The frustrating thing is, with a few exceptions, I already have exactly the kind of diet recommended for a diabetic. I'm pretty low carb, not through any conscious effort, but because that's what I prefer to eat; it's all salads, veg, fish, chicken, red meat, nuts and dairy. I don't do sweets or cakes (except jaffa cakes. Who can resist jaffa cakes?). I rarely eat pasta or rice. If I eat bread it's wholemeal, olive bread or 'ancient grain' bread. I can't even recall the last time I had chips! Even my pizzas are 'No Dough' pizzas, because cauliflower is life. (Ok. Bacon is life, but cauliflower is a very close second). I drink a couple of pints of German lager a couple of times a week. The last time was like 5 days before my first readings, though.
So that doesn't seem to bode well from the standpoint of being able to manage it with a change of diet and exercise. Except I do like my fruit (grapes, plums, kiwi fruit, bananas and nectarines), which I guess I'll be cutting down on now.
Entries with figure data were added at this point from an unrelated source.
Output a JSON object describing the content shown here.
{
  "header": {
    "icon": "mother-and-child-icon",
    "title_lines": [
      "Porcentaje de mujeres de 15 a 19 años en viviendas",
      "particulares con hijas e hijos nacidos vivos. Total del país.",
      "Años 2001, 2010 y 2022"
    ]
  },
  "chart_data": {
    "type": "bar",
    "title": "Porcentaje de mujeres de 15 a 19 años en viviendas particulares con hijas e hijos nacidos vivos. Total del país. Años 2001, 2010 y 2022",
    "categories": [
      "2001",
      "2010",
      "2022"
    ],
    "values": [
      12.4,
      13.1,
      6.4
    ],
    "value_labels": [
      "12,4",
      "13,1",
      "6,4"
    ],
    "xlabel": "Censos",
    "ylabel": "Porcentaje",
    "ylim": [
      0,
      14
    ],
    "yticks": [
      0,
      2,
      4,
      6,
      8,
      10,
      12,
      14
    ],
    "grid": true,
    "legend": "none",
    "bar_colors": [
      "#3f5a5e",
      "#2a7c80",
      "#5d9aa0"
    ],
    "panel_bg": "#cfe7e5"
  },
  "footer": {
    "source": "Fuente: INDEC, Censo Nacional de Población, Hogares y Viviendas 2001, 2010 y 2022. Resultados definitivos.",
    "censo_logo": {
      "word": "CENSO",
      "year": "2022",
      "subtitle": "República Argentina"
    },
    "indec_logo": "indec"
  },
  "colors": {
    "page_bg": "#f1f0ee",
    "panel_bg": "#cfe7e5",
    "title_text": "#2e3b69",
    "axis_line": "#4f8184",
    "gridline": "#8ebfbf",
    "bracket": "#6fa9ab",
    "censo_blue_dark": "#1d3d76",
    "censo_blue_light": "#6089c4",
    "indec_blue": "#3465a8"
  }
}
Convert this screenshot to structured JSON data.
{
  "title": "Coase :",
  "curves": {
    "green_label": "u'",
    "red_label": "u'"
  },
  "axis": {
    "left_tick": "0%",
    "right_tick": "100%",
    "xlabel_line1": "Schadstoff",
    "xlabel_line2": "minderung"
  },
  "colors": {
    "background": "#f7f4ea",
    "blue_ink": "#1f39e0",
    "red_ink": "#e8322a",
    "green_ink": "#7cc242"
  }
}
The only major change I think I can make really is to be more regular about my meals to avoid high and low peaks; I tend to skip breakfast, graze on a bag of mixed nuts throughout the day and eat a large meal in the evening.
The depressing thing is learning that the leg pain and numbness is likely neuropathic and is therefore irreversible nerve damage. I honestly don't know if I can reconcile with the idea that the pain I have in my leg right now is not going to go away, when just standing still or sitting down hurts like hell and the pins and needles almost sensory overload. Touching my own foot these days is done through gritted teeth and makes me break out in a sweat.
And I probably just wasted a bunch of money on new glasses that are gonna need changing if I manage to get my BG levels to somewhere below pure cane sugar. Still, it turns out that the few quid I just spent on a BG meter might just be the wisest purchase I've ever made.
So, I guess all the warning signs were there. Except I could and did easily attribute them elsewhere.
And apparently I can look forward to getting to know my doctor a whole lot better. And probably you guys.
Sorry. That turned out to be quite an epically long introduction. Well done if you made it this far!